Le statut JEI Jeune Entreprise Innovante : quels effets sur l’emploi ?

Connaissez-vous el famoso statut JEI de la « Jeune Entreprise Innovante » ? Il s’agit d’une sorte de Graal qui hante depuis 2004 les têtes de tous les créateurs de startups un tant soit peu technologiques. On est en France et, ici, la notion de statut a quelque chose de magique. Alors à quoi ça sert exactement ? Est-ce que ça apporte du conseil stratégique, est-ce que ça facilite l’accès à des investisseurs ou à des compétences clé et recherchées. Non pas : cela réduit simplement, mais fortement, les impôts et les taxes normalement dus par l’entreprise. Outre l’aveu implicite que l’environnement fiscal n’est pas favorable en France à la création d’entreprise, a fortiori innovantes, quels sont les impacts réels de ce statut dérogatoire sur la création d’emploi. C’est à cette question qu’a tenté de réponse l’INSEE dans une enquête datée de fin 2021 et injustement passée inaperçue.

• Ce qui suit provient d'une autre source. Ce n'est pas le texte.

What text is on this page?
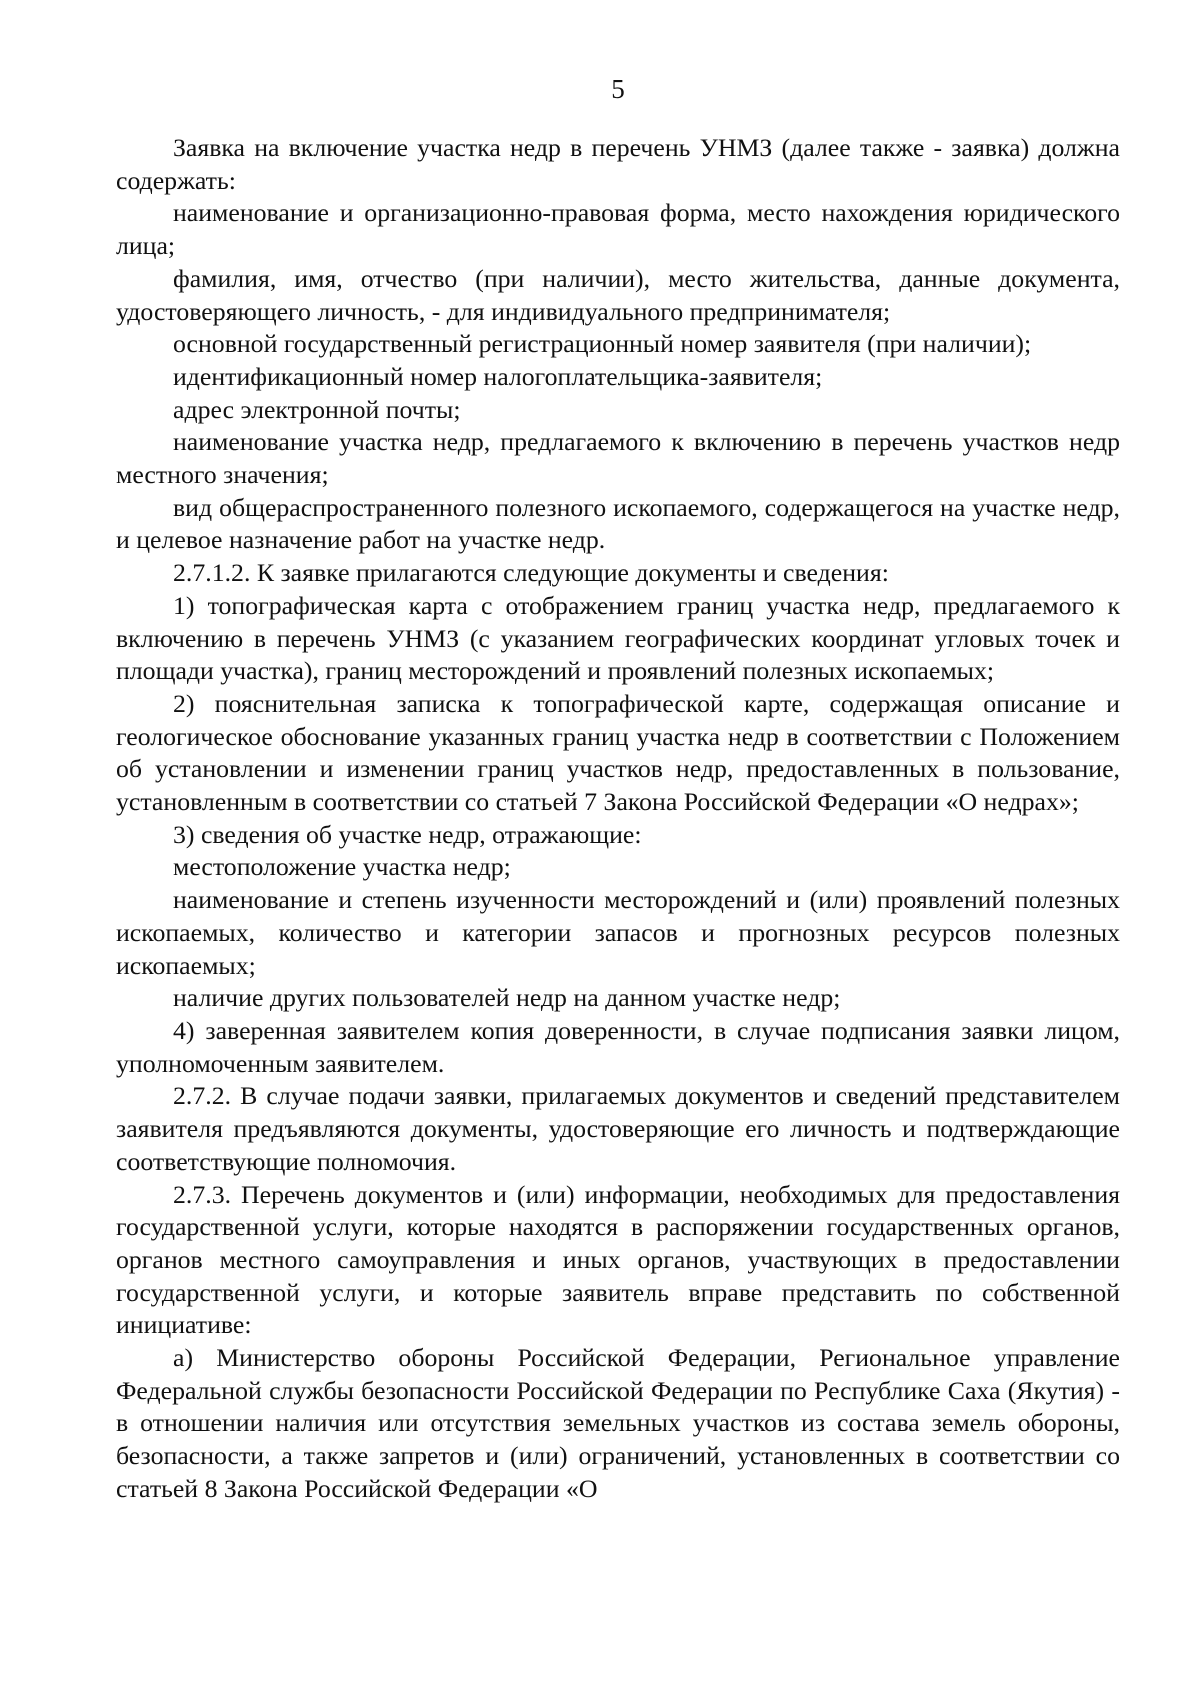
5

Заявка на включение участка недр в перечень УНМЗ (далее также - заявка) должна содержать:

наименование и организационно-правовая форма, место нахождения юридического лица;

фамилия, имя, отчество (при наличии), место жительства, данные документа, удостоверяющего личность, - для индивидуального предпринимателя;

основной государственный регистрационный номер заявителя (при наличии);

идентификационный номер налогоплательщика-заявителя;

адрес электронной почты;

наименование участка недр, предлагаемого к включению в перечень участков недр местного значения;

вид общераспространенного полезного ископаемого, содержащегося на участке недр, и целевое назначение работ на участке недр.

2.7.1.2. К заявке прилагаются следующие документы и сведения:

1) топографическая карта с отображением границ участка недр, предлагаемого к включению в перечень УНМЗ (с указанием географических координат угловых точек и площади участка), границ месторождений и проявлений полезных ископаемых;

2) пояснительная записка к топографической карте, содержащая описание и геологическое обоснование указанных границ участка недр в соответствии с Положением об установлении и изменении границ участков недр, предоставленных в пользование, установленным в соответствии со статьей 7 Закона Российской Федерации «О недрах»;

3) сведения об участке недр, отражающие:

местоположение участка недр;

наименование и степень изученности месторождений и (или) проявлений полезных ископаемых, количество и категории запасов и прогнозных ресурсов полезных ископаемых;

наличие других пользователей недр на данном участке недр;

4) заверенная заявителем копия доверенности, в случае подписания заявки лицом, уполномоченным заявителем.

2.7.2. В случае подачи заявки, прилагаемых документов и сведений представителем заявителя предъявляются документы, удостоверяющие его личность и подтверждающие соответствующие полномочия.

2.7.3. Перечень документов и (или) информации, необходимых для предоставления государственной услуги, которые находятся в распоряжении государственных органов, органов местного самоуправления и иных органов, участвующих в предоставлении государственной услуги, и которые заявитель вправе представить по собственной инициативе:

а) Министерство обороны Российской Федерации, Региональное управление Федеральной службы безопасности Российской Федерации по Республике Саха (Якутия) - в отношении наличия или отсутствия земельных участков из состава земель обороны, безопасности, а также запретов и (или) ограничений, установленных в соответствии со статьей 8 Закона Российской Федерации «О
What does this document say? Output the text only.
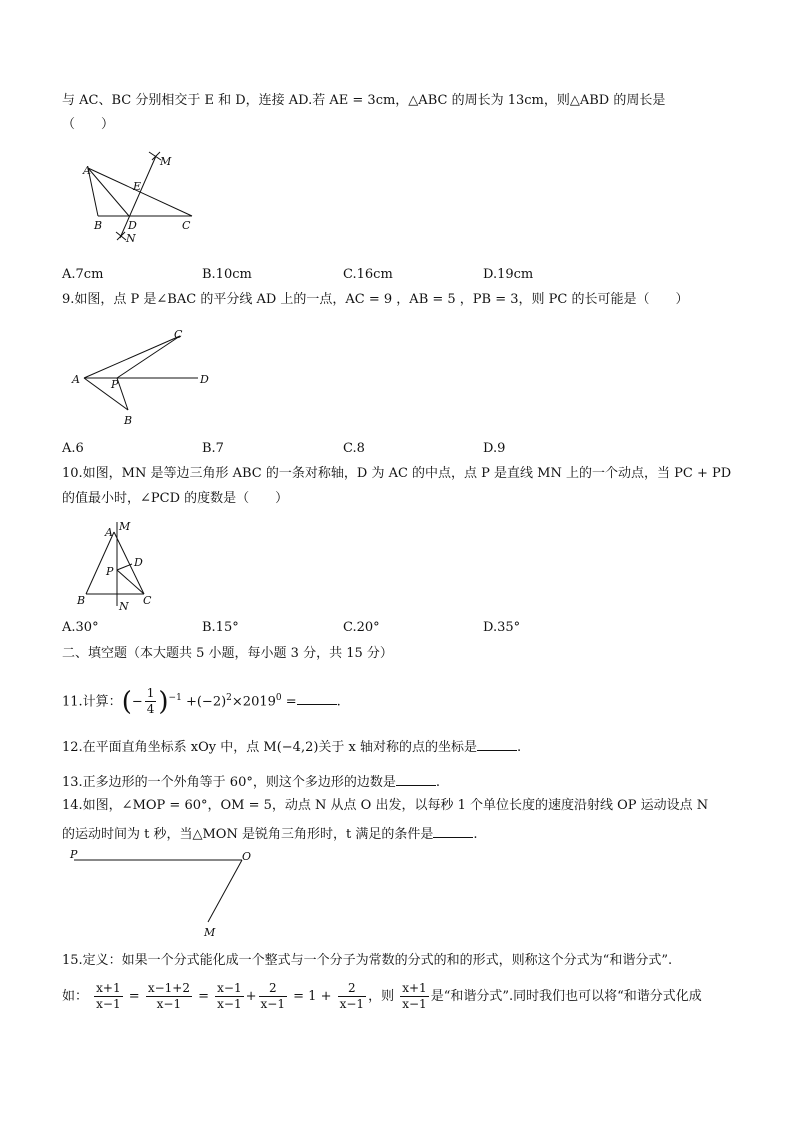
与 AC、BC 分别相交于 E 和 D，连接 AD.若 AE = 3cm，△ABC 的周长为 13cm，则△ABD 的周长是
（　　）
A
E
M
B D	C
N
A.7cm	B.10cm	C.16cm	D.19cm
9.如图，点 P 是∠BAC 的平分线 AD 上的一点，AC = 9 ，AB = 5 ，PB = 3，则 PC 的长可能是（　　）
A
C
P	D
B
A.6	B.7	C.8	D.9
10.如图，MN 是等边三角形 ABC 的一条对称轴，D 为 AC 的中点，点 P 是直线 MN 上的一个动点，当 PC + PD
的值最小时，∠PCD 的度数是（　　）
A M
D
P
B	C
N
A.30°	B.15°	C.20°	D.35°
二、填空题（本大题共 5 小题，每小题 3 分，共 15 分）
11.计算：(− $\frac{1}{4} )^{-1} +(-2)^2\times 2019^0$ =	.
12.在平面直角坐标系 xOy 中，点 M(−4,2)关于 x 轴对称的点的坐标是	.
13.正多边形的一个外角等于 60°，则这个多边形的边数是	.
14.如图，∠MOP = 60°，OM = 5，动点 N 从点 O 出发，以每秒 1 个单位长度的速度沿射线 OP 运动设点 N
的运动时间为 t 秒，当△MON 是锐角三角形时，t 满足的条件是	.
P	O
M
15.定义：如果一个分式能化成一个整式与一个分子为常数的分式的和的形式，则称这个分式为“和谐分式”.
如： $\frac{x+1}{x-1} = \frac{x-1+2}{x-1} = \frac{x-1}{x-1} + \frac{2}{x-1} = 1 + \frac{2}{x-1}$ ，则 $\frac{x+1}{x-1}$ 是“和谐分式”.同时我们也可以将“和谐分式化成
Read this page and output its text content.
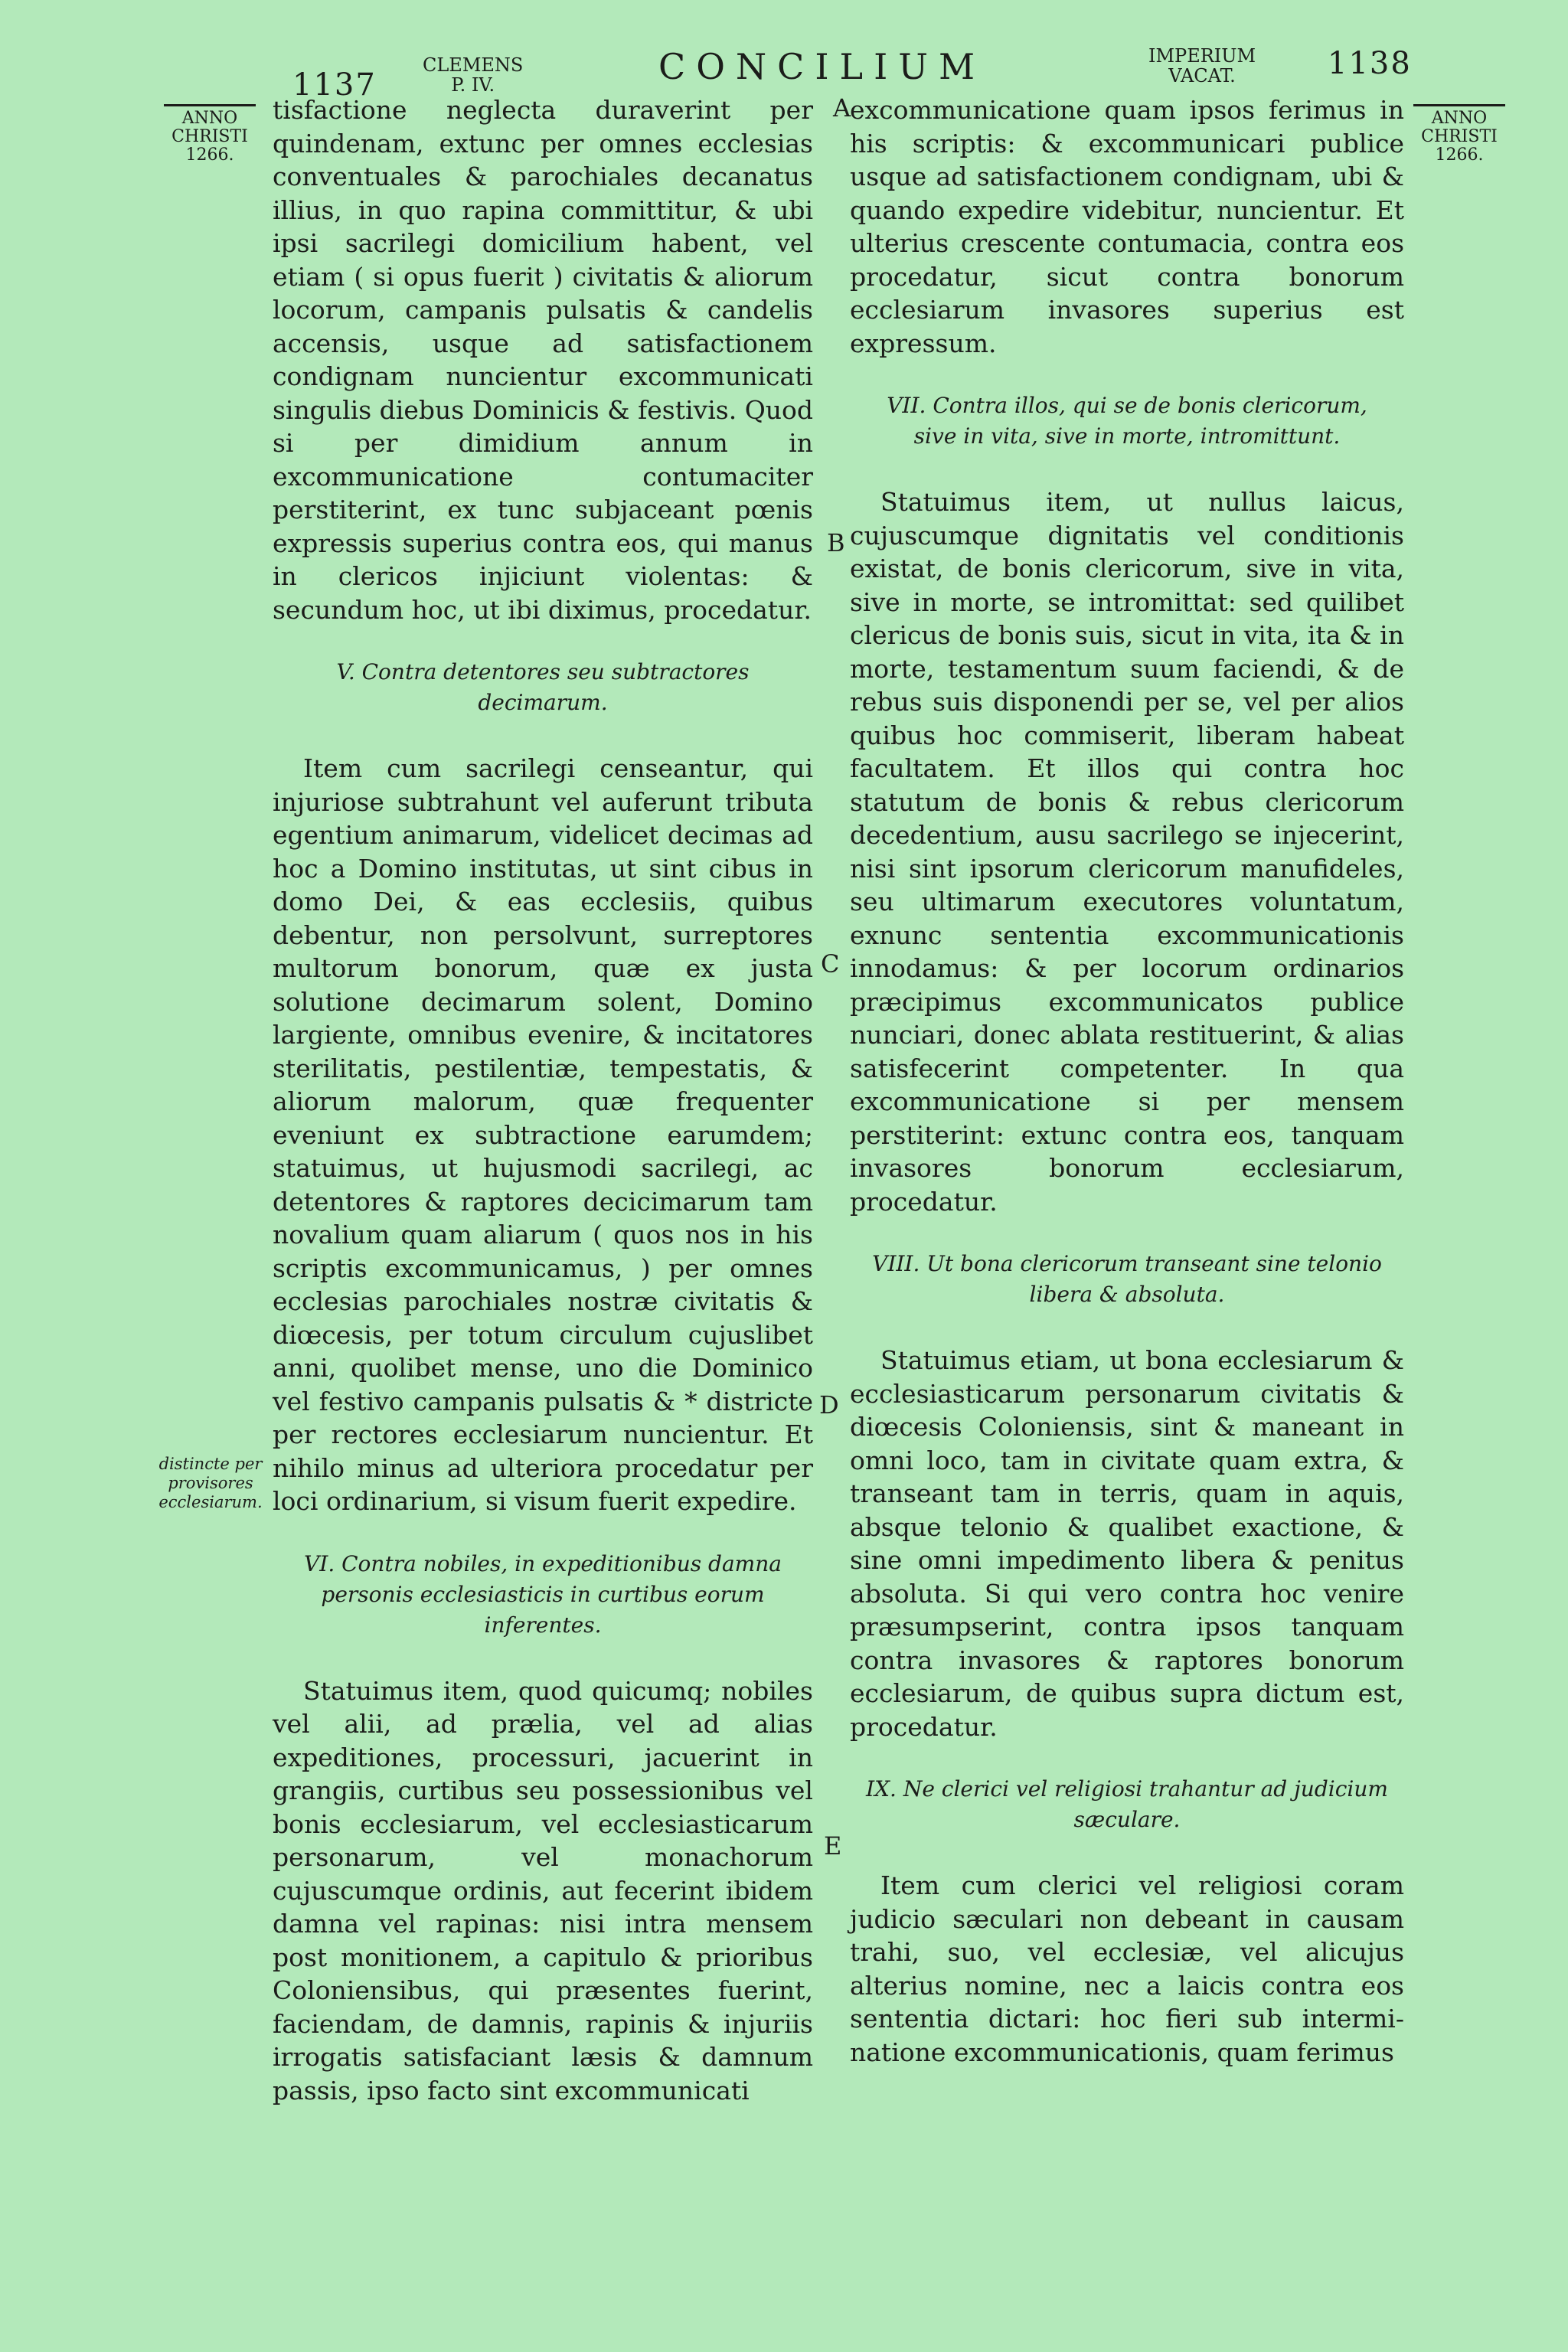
1137
CLEMENS
P. IV.	CONCILIUM	IMPERIUM
VACAT.	1138
ANNO
CHRISTI
1266.
ANNO
CHRISTI
1266.

tisfactione neglecta duraverint per quindenam, extunc per omnes ecclesias conventuales & parochiales decanatus illius, in quo rapina committitur, & ubi ipsi sacrilegi domicilium habent, vel etiam ( si opus fuerit ) civitatis & aliorum locorum, campanis pulsatis & candelis accensis, usque ad satisfactionem condignam nuncientur excommunicati singulis diebus Dominicis & festivis. Quod si per dimidium annum in excommunicatione contumaciter perstiterint, ex tunc subjaceant pœnis expressis superius contra eos, qui manus in clericos injiciunt violentas: & secundum hoc, ut ibi diximus, procedatur.

V. Contra detentores seu subtractores decimarum.

Item cum sacrilegi censeantur, qui injuriose subtrahunt vel auferunt tributa egentium animarum, videlicet decimas ad hoc a Domino institutas, ut sint cibus in domo Dei, & eas ecclesiis, quibus debentur, non persolvunt, surreptores multorum bonorum, quæ ex justa solutione decimarum solent, Domino largiente, omnibus evenire, & incitatores sterilitatis, pestilentiæ, tempestatis, & aliorum malorum, quæ frequenter eveniunt ex subtractione earumdem; statuimus, ut hujusmodi sacrilegi, ac detentores & raptores decicimarum tam novalium quam aliarum ( quos nos in his scriptis excommunicamus, ) per omnes ecclesias parochiales nostræ civitatis & diœcesis, per totum circulum cujuslibet anni, quolibet mense, uno die Dominico vel festivo campanis pulsatis & * districte per rectores ecclesiarum nuncientur. Et nihilo minus ad ulteriora procedatur per loci ordinarium, si visum fuerit expedire.

VI. Contra nobiles, in expeditionibus damna personis ecclesiasticis in curtibus eorum inferentes.

Statuimus item, quod quicumq; nobiles vel alii, ad prælia, vel ad alias expeditiones, processuri, jacuerint in grangiis, curtibus seu possessionibus vel bonis ecclesiarum, vel ecclesiasticarum personarum, vel monachorum cujuscumque ordinis, aut fecerint ibidem damna vel rapinas: nisi intra mensem post monitionem, a capitulo & prioribus Coloniensibus, qui præsentes fuerint, faciendam, de damnis, rapinis & injuriis irrogatis satisfaciant læsis & damnum passis, ipso facto sint excommunicati

excommunicatione quam ipsos ferimus in his scriptis: & excommunicari publice usque ad satisfactionem condignam, ubi & quando expedire videbitur, nuncientur. Et ulterius crescente contumacia, contra eos procedatur, sicut contra bonorum ecclesiarum invasores superius est expressum.

VII. Contra illos, qui se de bonis clericorum, sive in vita, sive in morte, intromittunt.

Statuimus item, ut nullus laicus, cujuscumque dignitatis vel conditionis existat, de bonis clericorum, sive in vita, sive in morte, se intromittat: sed quilibet clericus de bonis suis, sicut in vita, ita & in morte, testamentum suum faciendi, & de rebus suis disponendi per se, vel per alios quibus hoc commiserit, liberam habeat facultatem. Et illos qui contra hoc statutum de bonis & rebus clericorum decedentium, ausu sacrilego se injecerint, nisi sint ipsorum clericorum manufideles, seu ultimarum executores voluntatum, exnunc sententia excommunicationis innodamus: & per locorum ordinarios præcipimus excommunicatos publice nunciari, donec ablata restituerint, & alias satisfecerint competenter. In qua excommunicatione si per mensem perstiterint: extunc contra eos, tanquam invasores bonorum ecclesiarum, procedatur.

VIII. Ut bona clericorum transeant sine telonio libera & absoluta.

Statuimus etiam, ut bona ecclesiarum & ecclesiasticarum personarum civitatis & diœcesis Coloniensis, sint & maneant in omni loco, tam in civitate quam extra, & transeant tam in terris, quam in aquis, absque telonio & qualibet exactione, & sine omni impedimento libera & penitus absoluta. Si qui vero contra hoc venire præsumpserint, contra ipsos tanquam contra invasores & raptores bonorum ecclesiarum, de quibus supra dictum est, procedatur.

IX. Ne clerici vel religiosi trahantur ad judicium sæculare.

Item cum clerici vel religiosi coram judicio sæculari non debeant in causam trahi, suo, vel ecclesiæ, vel alicujus alterius nomine, nec a laicis contra eos sententia dictari: hoc fieri sub interminatione excommunicationis, quam ferimus

A
B
C
D
E
distincte per provisores ecclesiarum.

Mon entreprise est-elle une JEI ?

On va le voir, les exonérations qu’apporte le statut de JEI sont absolument énormes. Pour y prétendre, il faut bien sûr répondre à certains critères. Quels sont-ils ?

  • Être une PME : l’entreprise doit employer moins de 250 personnes et réaliser un chiffre d’affaire inférieur à 50 millions € ou doit avoir un bilan total inférieur à 43 millions d’euros.
  • Pour l’exonération sociale : elle doit avoir été créée depuis moins de 8 ans (l’entreprise perd définitivement le statut de JEI l’année de son 8ème anniversaire)
  • Pour l’exonération fiscale : elle doit avoir été créée depuis moins de 11 ans (l’entreprise perd définitivement le statut de JEI l’année de son 11ème anniversaire)
  • Elle doit réaliser des dépenses de R&D représentant au moins 15 % de ses charges. Le calcul de ce taux ne prend pas en compte les charges de cessions d’actions ou d’obligations, les pertes de change et les charges engagées auprès d’autres JEI réalisant des projets de R&D.
  • Son capital doit être détenu pour 50 % au minimum par l’une des personnes ou entités suivantes :
    • Personne physique
    • Autre JEI détenue au moins à 50 % par des personnes physiques
    • Association ou fondation reconnue d’utilité publique à caractère scientifique
    • Établissement public de recherche et d’enseignement ou une de ses filiales
    • Société d’investissement
  • Elle ne doit pas avoir été créée dans le cadre d’une concentration : soit fusion de 2 ou plusieurs entreprises initialement indépendantes, soit acquisition du contrôle d’une entreprise (total ou partiel) par des personnes détenant déjà le contrôle d’une entreprise ou par une ou plusieurs entreprises, d’une restructuration, d’une extension d’activités déjà existantes ou d’une reprise de telles activités

Avec le statut JEI, plus d’impôts du tout ?

Impôt sur les sociétés

Les entreprises innovantes qui se créent paient rarement des impôts sur les bénéfices (IS) les premières années. Le première exercice bénéficiaire peut ne survenir qu’au bout de quelques années. Grâce au statut JEI, la première année où elle fera des bénéfices, l’entreprise sera exonérée d’impôts à 100%. Le deuxième exercice bénéficiaire conduira à une exonération de 50%.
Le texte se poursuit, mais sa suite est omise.